Re: [PATCH 1/2] fs/exec: Explicitly unshare fs_struct on exec

"Eric W. Biederman" <ebiederm@xxxxxxxxxxxx> · Tue, 13 May 2025 10:29:47 -0500

Mateusz Guzik <mjguzik@xxxxxxxxx> writes:

> On Thu, Oct 06, 2022 at 08:25:01AM -0700, Kees Cook wrote:
>> On October 6, 2022 7:13:37 AM PDT, Jann Horn <jannh@xxxxxxxxxx> wrote:
>> >On Thu, Oct 6, 2022 at 11:05 AM Christian Brauner <brauner@xxxxxxxxxx> wrote:
>> >> On Thu, Oct 06, 2022 at 01:27:34AM -0700, Kees Cook wrote:
>> >> > The check_unsafe_exec() counting of n_fs would not add up under a heavily
>> >> > threaded process trying to perform a suid exec, causing the suid portion
>> >> > to fail. This counting error appears to be unneeded, but to catch any
>> >> > possible conditions, explicitly unshare fs_struct on exec, if it ends up
>> >>
>> >> Isn't this a potential uapi break? Afaict, before this change a call to
>> >> clone{3}(CLONE_FS) followed by an exec in the child would have the
>> >> parent and child share fs information. So if the child e.g., changes the
>> >> working directory post exec it would also affect the parent. But after
>> >> this change here this would no longer be true. So a child changing a
>> >> workding directoro would not affect the parent anymore. IOW, an exec is
>> >> accompanied by an unshare(CLONE_FS). Might still be worth trying ofc but
>> >> it seems like a non-trivial uapi change but there might be few users
>> >> that do clone{3}(CLONE_FS) followed by an exec.
>> >
>> >I believe the following code in Chromium explicitly relies on this
>> >behavior, but I'm not sure whether this code is in active use anymore:
>> >
>> >https://source.chromium.org/chromium/chromium/src/+/main:sandbox/linux/suid/sandbox.c;l=101?q=CLONE_FS&sq=&ss=chromium
>> 
>> Oh yes. I think I had tried to forget this existed. Ugh. Okay, so back to the drawing board, I guess. The counting will need to be fixed...
>> 
>> It's possible we can move the counting after dethread -- it seems the early count was just to avoid setting flags after the point of no return, but it's not an error condition...
>> 
>
> I landed here from git blame.
>
> I was looking at sanitizing shared fs vs suid handling, but the entire
> ordeal is so convoluted I'm confident the best way forward is to whack
> the problem to begin with.
>
> Per the above link, the notion of a shared fs struct across different
> processes is depended on so merely unsharing is a no-go.
>
> However, the shared state is only a problem for suid/sgid.
>
> Here is my proposal: *deny* exec of suid/sgid binaries if fs_struct is
> shared. This will have to be checked for after the execing proc becomes
> single-threaded ofc.
>
> While technically speaking this does introduce a change in behavior,
> there is precedent for doing it and seeing if anyone yells.
>
> With this in place there is no point maintainig ->in_exec or checking
> the flag.
>
> There is the known example of depending on shared fs_struct across exec.
> Hopefully there is no example of depending on execing a suid/sgid binary
> in such a setting -- it would be quite a weird setup given that for
> security reasons the perms must not be changed.
>
> The upshot of this method is that any breakage will be immediately
> visible in the form of a failed exec.
>
> Another route would be to do the mandatory unshare but only for
> suid/sgid, except that would have a hidden failure (if you will).
>
> Comments?

What is the problem that is trying to be fixed?

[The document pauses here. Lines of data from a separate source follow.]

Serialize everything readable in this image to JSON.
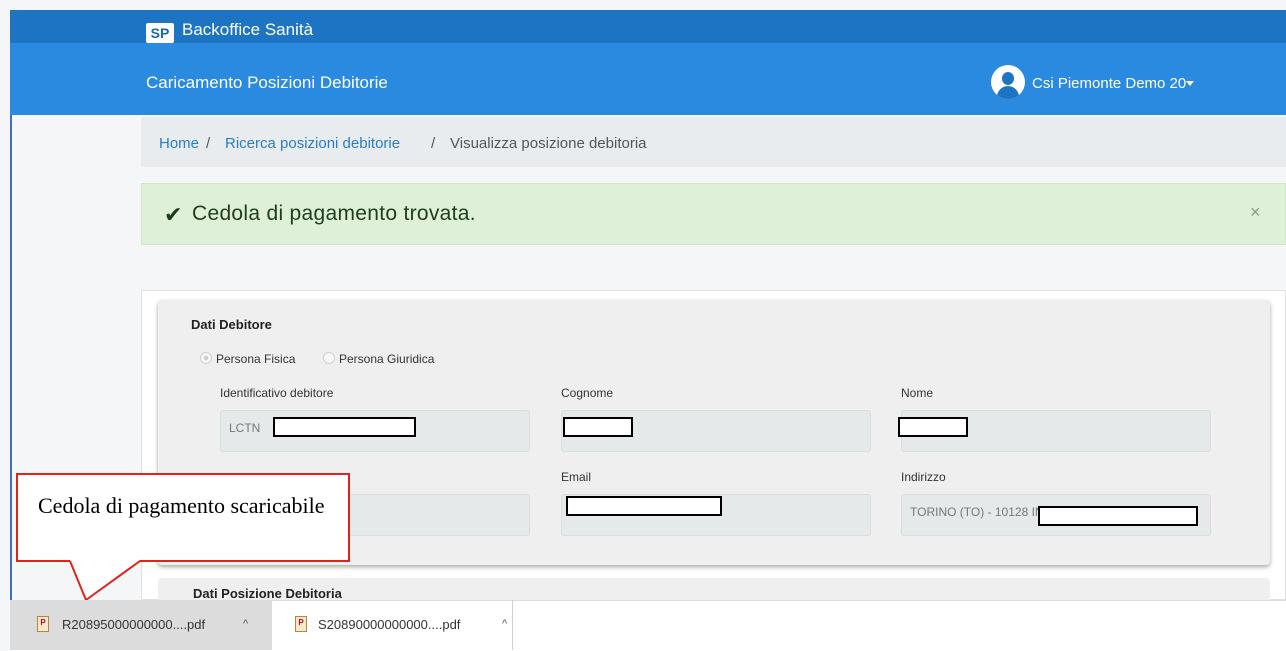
{
  "header": {
    "logo_text": "SP",
    "app_title": "Backoffice Sanità",
    "page_title": "Caricamento Posizioni Debitorie",
    "user_name": "Csi Piemonte Demo 20"
  },
  "breadcrumb": {
    "home": "Home",
    "sep1": "/",
    "search": "Ricerca posizioni debitorie",
    "sep2": "/",
    "current": "Visualizza posizione debitoria"
  },
  "alert": {
    "check_icon": "✔",
    "message": "Cedola di pagamento trovata.",
    "close": "×"
  },
  "debtor": {
    "title": "Dati Debitore",
    "radio_physical": "Persona Fisica",
    "radio_legal": "Persona Giuridica",
    "selected": "Persona Fisica",
    "id_label": "Identificativo debitore",
    "id_value": "LCTN",
    "surname_label": "Cognome",
    "name_label": "Nome",
    "email_label": "Email",
    "address_label": "Indirizzo",
    "address_value": "TORINO (TO) - 10128 IN VIA"
  },
  "position": {
    "title": "Dati Posizione Debitoria"
  },
  "callout": {
    "text": "Cedola di pagamento scaricabile"
  },
  "downloads": [
    {
      "filename": "R20895000000000....pdf",
      "caret": "^"
    },
    {
      "filename": "S20890000000000....pdf",
      "caret": "^"
    }
  ],
  "colors": {
    "top_bar": "#1d74c3",
    "sub_bar": "#2a8ae0",
    "alert_bg": "#dff0d8",
    "callout_border": "#e3231b"
  }
}
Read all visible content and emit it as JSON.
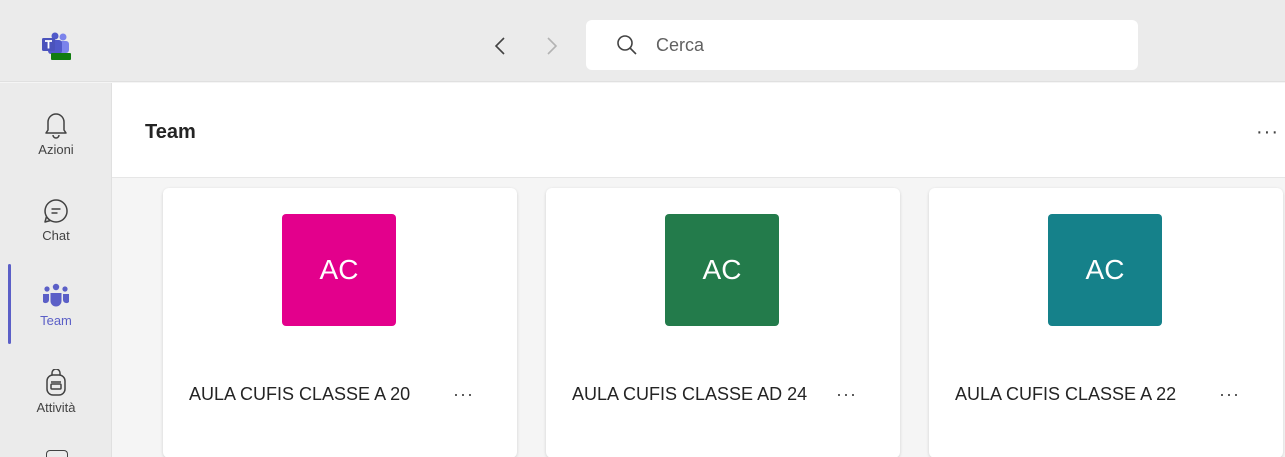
{
  "titlebar": {
    "logo_badge": "NEW",
    "search_placeholder": "Cerca"
  },
  "rail": {
    "items": [
      {
        "label": "Azioni",
        "icon": "bell-icon"
      },
      {
        "label": "Chat",
        "icon": "chat-icon"
      },
      {
        "label": "Team",
        "icon": "teams-icon",
        "active": true
      },
      {
        "label": "Attività",
        "icon": "backpack-icon"
      }
    ]
  },
  "main": {
    "title": "Team",
    "more": "···"
  },
  "cards": [
    {
      "initials": "AC",
      "name": "AULA CUFIS CLASSE A 20",
      "color": "#e3008c",
      "more": "···"
    },
    {
      "initials": "AC",
      "name": "AULA CUFIS CLASSE AD 24",
      "color": "#237b4b",
      "more": "···"
    },
    {
      "initials": "AC",
      "name": "AULA CUFIS CLASSE A 22",
      "color": "#15818a",
      "more": "···"
    }
  ],
  "colors": {
    "accent": "#5b5fc7",
    "rail_bg": "#ebebeb",
    "content_bg": "#f5f5f5"
  }
}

A uapi change to not allow sharing a fs_struct for processes that change
their cred on exec seems possible.

I said changing cred instead of suid/sgid because there are capabilities
and LSM labels that we probably want this to apply to as well.

I think such a limitation can be justified based upon having a shared
fs_struct is likely to allow confuse suid executables.

Earlier in the thread there was talk about the refcount for fs_struct.
I don't see that problem at the moment, and I don't see how dealing with
suid+sgid exectuables will have any bearing on how the refcount works.

Eric